GEERTZ, Clifford. O saber local: novos ensaios em antropologia interpretativa. Petrópolis: vozes, 1997.

"Do ponto de vista dos nativos": a

natureza do entendimento antropológico (85 - 107)

85- "Há alguns anos, um pequeno escândalo irrompeu na antropologia: uma de suas figuras ancestrais falou a verdade em público (...). Aconteceu que foi descoberto e publicado um diário de B. Malinowski relatando os métodos oficiais de trabalho utilizados pelos antropólogos, de forma tão clara e objetiva que para eles, aquilo era inacreditável, mas já era tarde e já estava feito. "O mito do pesquisador de campo semicamaleão, que se adapta perfeitamente ao ambiente exótico que o rodeia, um milagre ambulante em empatia, tato, paciência e cosmopolitismo, foi de um golpe, demolido por aquele que tinha sido, talvez, um dos maiores responsáveis pela sua criação".

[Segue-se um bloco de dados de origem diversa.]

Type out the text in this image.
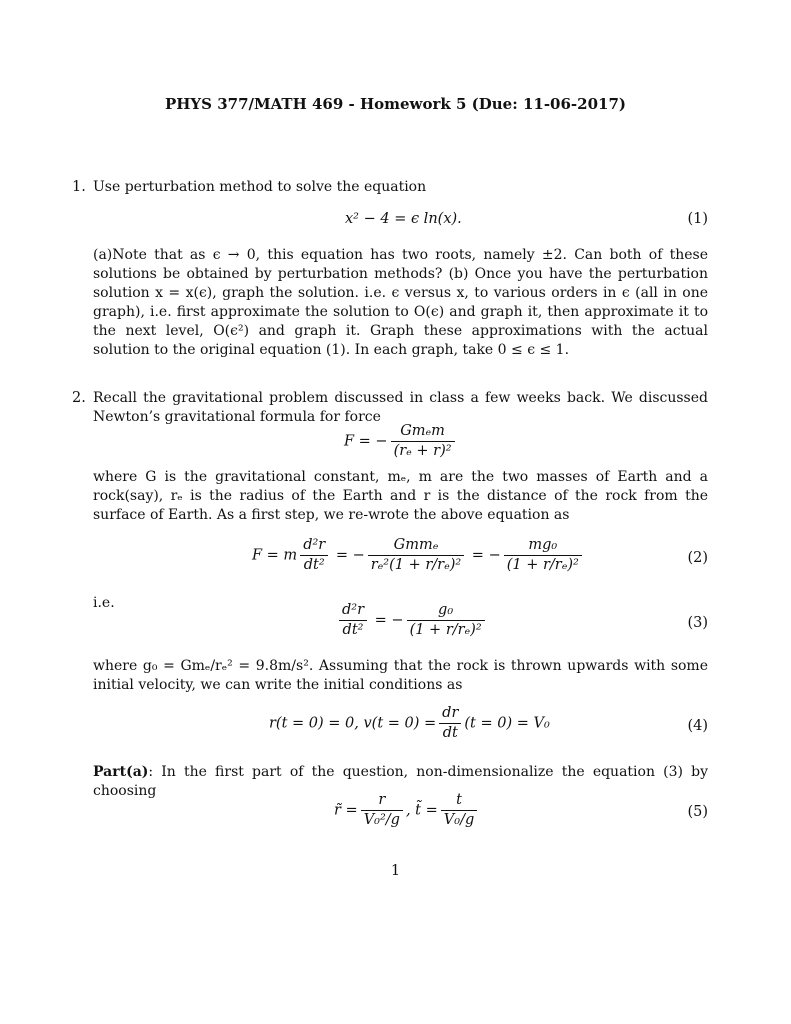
PHYS 377/MATH 469 - Homework 5 (Due: 11-06-2017)
1. Use perturbation method to solve the equation
x² − 4 = ϵ ln(x).	(1)
(a)Note that as ϵ → 0, this equation has two roots, namely ±2. Can both of these solutions be obtained by perturbation methods? (b) Once you have the perturbation solution x = x(ϵ), graph the solution. i.e. ϵ versus x, to various orders in ϵ (all in one graph), i.e. first approximate the solution to O(ϵ) and graph it, then approximate it to the next level, O(ϵ²) and graph it. Graph these approximations with the actual solution to the original equation (1). In each graph, take 0 ≤ ϵ ≤ 1.
2. Recall the gravitational problem discussed in class a few weeks back. We discussed Newton’s gravitational formula for force
F = − $\frac{\text{Gmₑm}}{\text{(rₑ + r)²}}$
where G is the gravitational constant, mₑ, m are the two masses of Earth and a rock(say), rₑ is the radius of the Earth and r is the distance of the rock from the surface of Earth. As a first step, we re-wrote the above equation as
F = m $\frac{\text{d²r}}{\text{dt²}}$ = − $\frac{\text{Gmmₑ}}{\text{rₑ²(1 + r/rₑ)²}}$ = − $\frac{\text{mg₀}}{\text{(1 + r/rₑ)²}}$	(2)
i.e.	$\frac{\text{d²r}}{\text{dt²}}$ = − $\frac{\text{g₀}}{\text{(1 + r/rₑ)²}}$	(3)
where g₀ = Gmₑ/rₑ² = 9.8m/s². Assuming that the rock is thrown upwards with some initial velocity, we can write the initial conditions as
r(t = 0) = 0, $v(t = 0) = \frac{dr}{dt} (t = 0) = V_0$	(4)
Part(a): In the first part of the question, non-dimensionalize the equation (3) by choosing
r̃ = $\frac{r}{\text{V₀²/g}}$ , t̃ = $\frac{t}{\text{V₀/g}}$	(5)
1
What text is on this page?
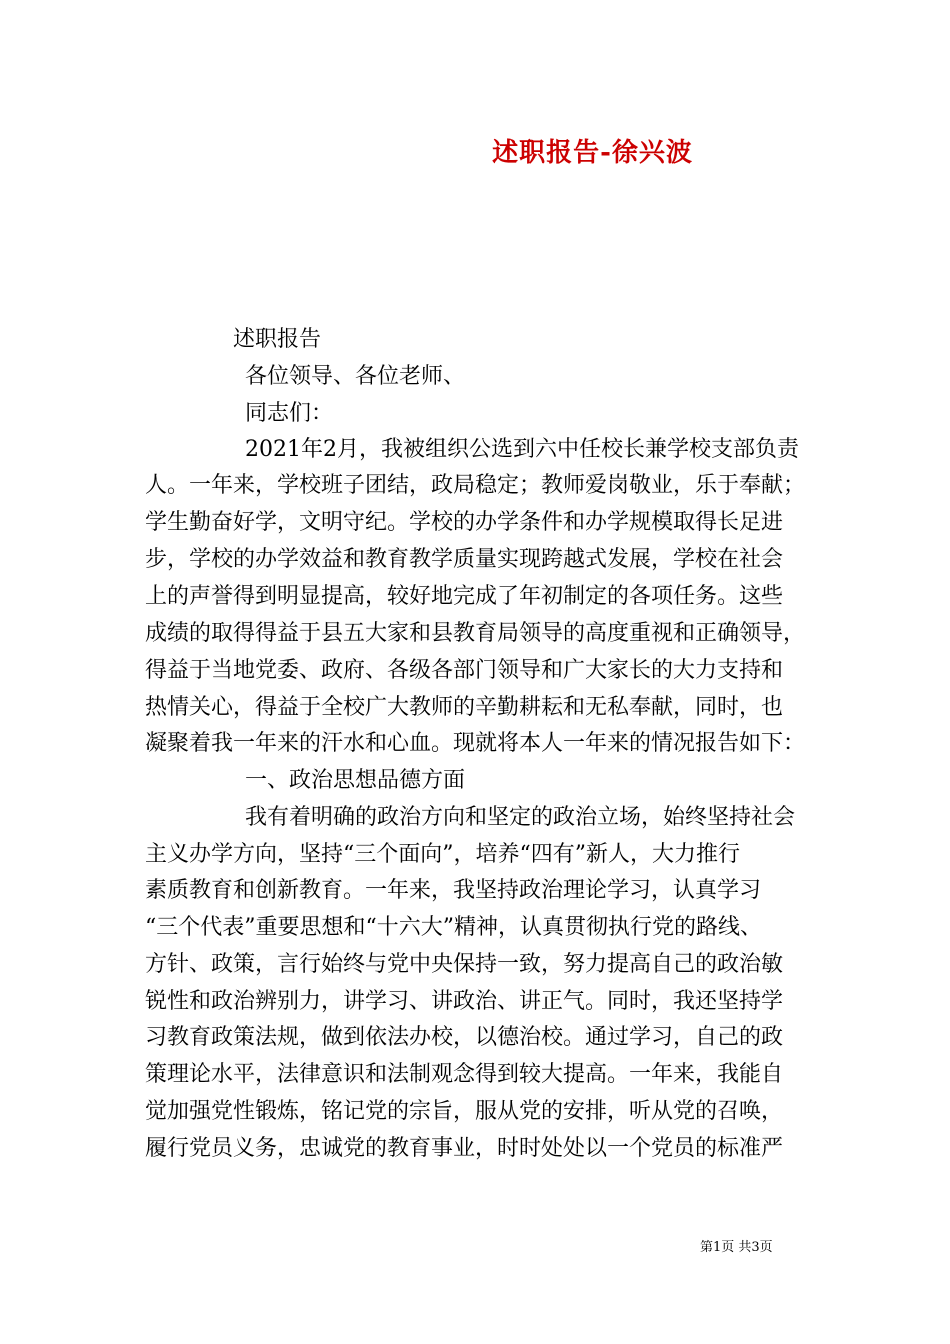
述职报告-徐兴波
述职报告
各位领导、各位老师、
同志们：
2021年2月，我被组织公选到六中任校长兼学校支部负责
人。一年来，学校班子团结，政局稳定；教师爱岗敬业，乐于奉献；
学生勤奋好学，文明守纪。学校的办学条件和办学规模取得长足进
步，学校的办学效益和教育教学质量实现跨越式发展，学校在社会
上的声誉得到明显提高，较好地完成了年初制定的各项任务。这些
成绩的取得得益于县五大家和县教育局领导的高度重视和正确领导，
得益于当地党委、政府、各级各部门领导和广大家长的大力支持和
热情关心，得益于全校广大教师的辛勤耕耘和无私奉献，同时，也
凝聚着我一年来的汗水和心血。现就将本人一年来的情况报告如下：
一、政治思想品德方面
我有着明确的政治方向和坚定的政治立场，始终坚持社会
主义办学方向，坚持“三个面向”，培养“四有”新人，大力推行
素质教育和创新教育。一年来，我坚持政治理论学习，认真学习
“三个代表”重要思想和“十六大”精神，认真贯彻执行党的路线、
方针、政策，言行始终与党中央保持一致，努力提高自己的政治敏
锐性和政治辨别力，讲学习、讲政治、讲正气。同时，我还坚持学
习教育政策法规，做到依法办校，以德治校。通过学习，自己的政
策理论水平，法律意识和法制观念得到较大提高。一年来，我能自
觉加强党性锻炼，铭记党的宗旨，服从党的安排，听从党的召唤，
履行党员义务，忠诚党的教育事业，时时处处以一个党员的标准严
第1页 共3页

86-" A questão que o diário introduz, com uma seriedade que talvez só um etnógrafo da ativa possa apreciar totalmente, não é uma questão ética. (...). É uma questão epistemológica. (...). Se na antropologia é necessário que o pesquisador veja o mundo dos nativos a partir do ponto de vista deles próprios, até onde vai o fator psicológico e a identificação e, de certa forma também o choque cultural com o sujeito tomado por objeto de estudo. "O que acontece com o verstehen quando o einfuhlen desaparece?".

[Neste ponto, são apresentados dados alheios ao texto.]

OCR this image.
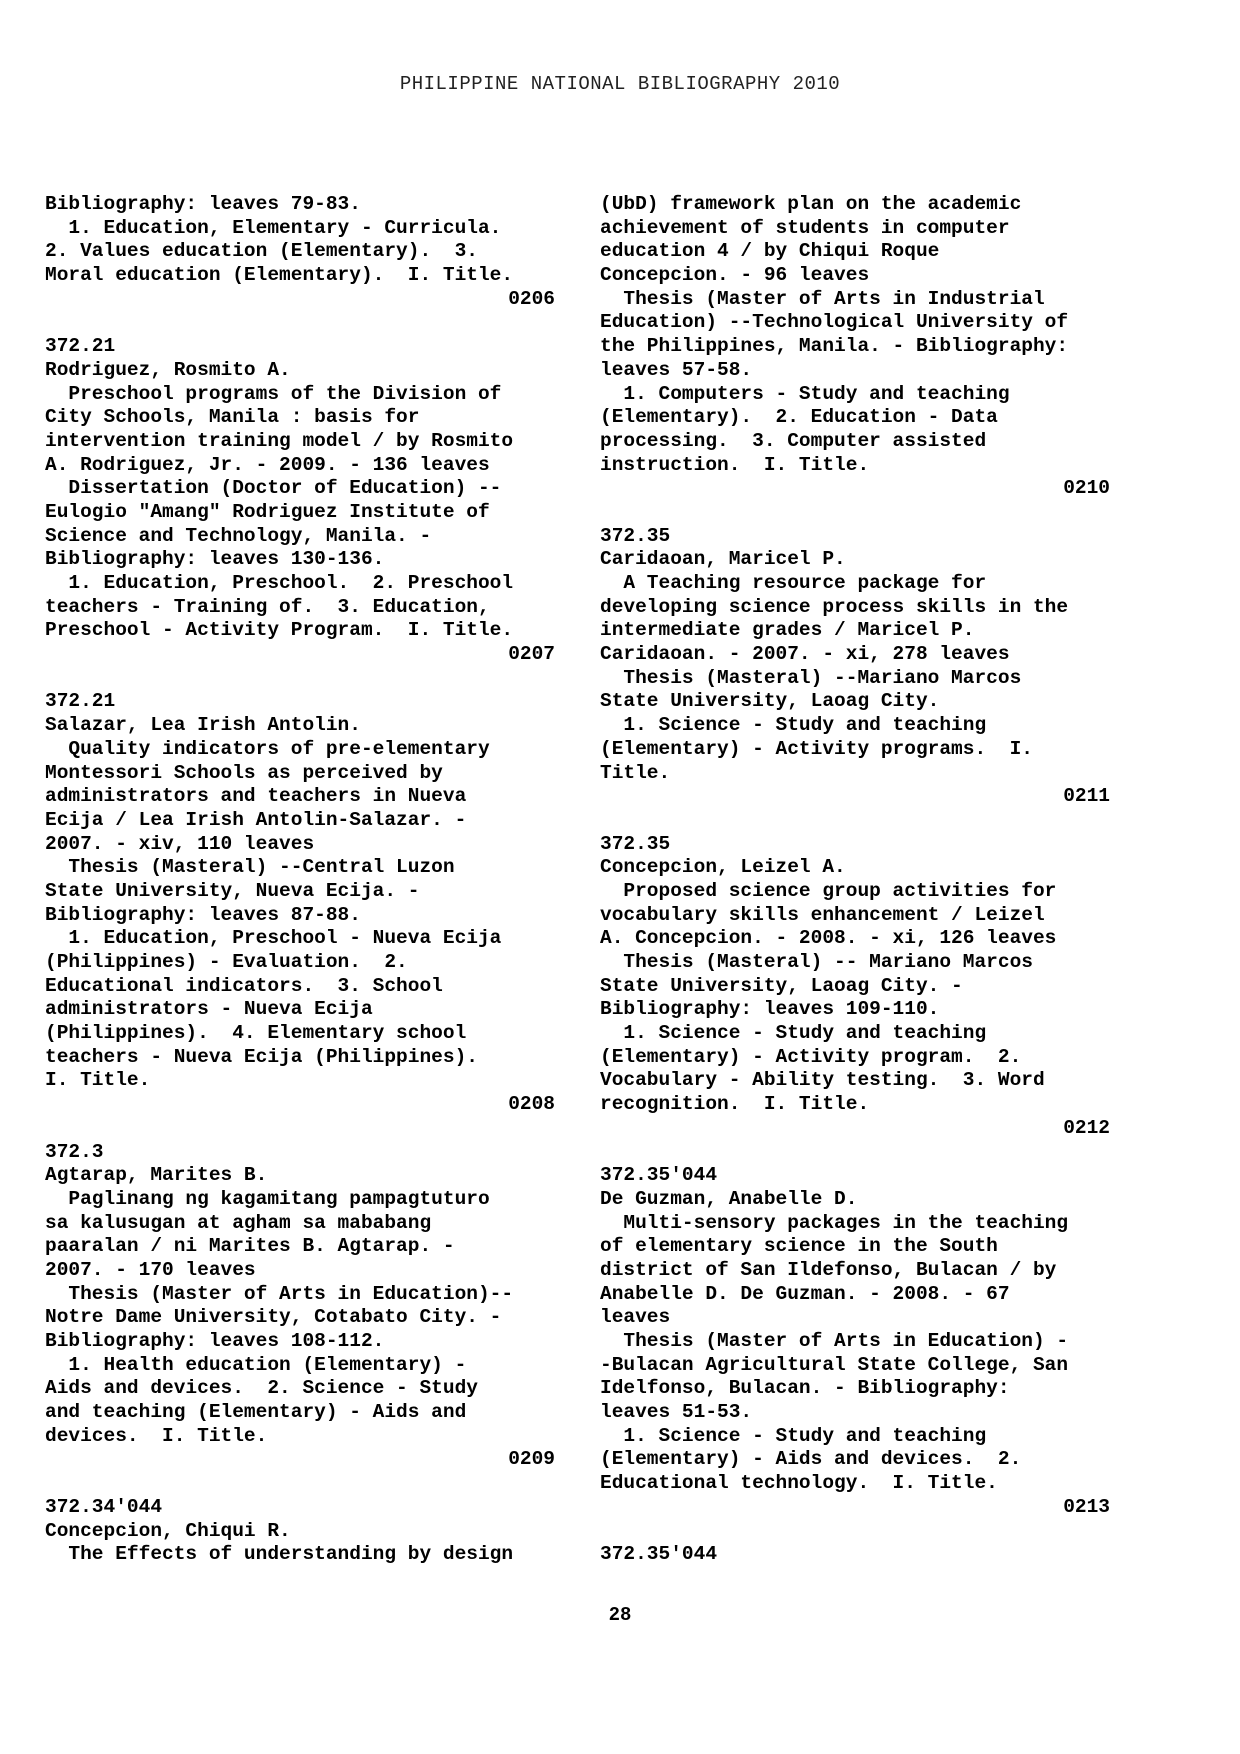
PHILIPPINE NATIONAL BIBLIOGRAPHY 2010
Bibliography: leaves 79-83.
1. Education, Elementary - Curricula.
2. Values education (Elementary).  3.
Moral education (Elementary).  I. Title.
0206
372.21
Rodriguez, Rosmito A.
Preschool programs of the Division of
City Schools, Manila : basis for
intervention training model / by Rosmito
A. Rodriguez, Jr. - 2009. - 136 leaves
Dissertation (Doctor of Education) --
Eulogio "Amang" Rodriguez Institute of
Science and Technology, Manila. -
Bibliography: leaves 130-136.
1. Education, Preschool.  2. Preschool
teachers - Training of.  3. Education,
Preschool - Activity Program.  I. Title.
0207
372.21
Salazar, Lea Irish Antolin.
Quality indicators of pre-elementary
Montessori Schools as perceived by
administrators and teachers in Nueva
Ecija / Lea Irish Antolin-Salazar. -
2007. - xiv, 110 leaves
Thesis (Masteral) --Central Luzon
State University, Nueva Ecija. -
Bibliography: leaves 87-88.
1. Education, Preschool - Nueva Ecija
(Philippines) - Evaluation.  2.
Educational indicators.  3. School
administrators - Nueva Ecija
(Philippines).  4. Elementary school
teachers - Nueva Ecija (Philippines).
I. Title.
0208
372.3
Agtarap, Marites B.
Paglinang ng kagamitang pampagtuturo
sa kalusugan at agham sa mababang
paaralan / ni Marites B. Agtarap. -
2007. - 170 leaves
Thesis (Master of Arts in Education)--
Notre Dame University, Cotabato City. -
Bibliography: leaves 108-112.
1. Health education (Elementary) -
Aids and devices.  2. Science - Study
and teaching (Elementary) - Aids and
devices.  I. Title.
0209
372.34'044
Concepcion, Chiqui R.
The Effects of understanding by design
(UbD) framework plan on the academic
achievement of students in computer
education 4 / by Chiqui Roque
Concepcion. - 96 leaves
Thesis (Master of Arts in Industrial
Education) --Technological University of
the Philippines, Manila. - Bibliography:
leaves 57-58.
1. Computers - Study and teaching
(Elementary).  2. Education - Data
processing.  3. Computer assisted
instruction.  I. Title.
0210
372.35
Caridaoan, Maricel P.
A Teaching resource package for
developing science process skills in the
intermediate grades / Maricel P.
Caridaoan. - 2007. - xi, 278 leaves
Thesis (Masteral) --Mariano Marcos
State University, Laoag City.
1. Science - Study and teaching
(Elementary) - Activity programs.  I.
Title.
0211
372.35
Concepcion, Leizel A.
Proposed science group activities for
vocabulary skills enhancement / Leizel
A. Concepcion. - 2008. - xi, 126 leaves
Thesis (Masteral) -- Mariano Marcos
State University, Laoag City. -
Bibliography: leaves 109-110.
1. Science - Study and teaching
(Elementary) - Activity program.  2.
Vocabulary - Ability testing.  3. Word
recognition.  I. Title.
0212
372.35'044
De Guzman, Anabelle D.
Multi-sensory packages in the teaching
of elementary science in the South
district of San Ildefonso, Bulacan / by
Anabelle D. De Guzman. - 2008. - 67
leaves
Thesis (Master of Arts in Education) -
-Bulacan Agricultural State College, San
Idelfonso, Bulacan. - Bibliography:
leaves 51-53.
1. Science - Study and teaching
(Elementary) - Aids and devices.  2.
Educational technology.  I. Title.
0213
372.35'044
28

87- O problema que passou a ser constantemente discutido após a descoberta do diário de Malinowski fez comque fossem criadas variadas formulações para tal problema, a antropologia estava sendo estudada e feita baseada em descrições do tipo: "descrições feitas "de dentro" versus as que são vistas "de fora", ou descrições na "primeira pessoa" versus aquelas na "terceira pessoa"; teorias "fenomenológicas" versus "objetivistas", ou "cognitivas" versus "comportamentais;"" (...). "A forma mais simples e direta de colocar a questão é, talvez, vê-la nos termos de uma distinção, formulada pelo psicanalista Heinz kohut para seu próprio uso, entre o que ele chamou de conceitos da "experiência próxima" e da "experiência-distante". Experiência próxima seria aquilo que alguém conseguiria definir (um conceito) sem esforço, ou seja, de forma espontânea aquilo que seus semelhantes vêem, sentem e que ao mesmo tempo também entenderia se os demais assim o fizessem. Já um conceito de experiência-distante seria aquele utilizado pelo especialista para alcançar seus objetivos dapesquisa dada, seja ela cientifica, filosófica, enfim.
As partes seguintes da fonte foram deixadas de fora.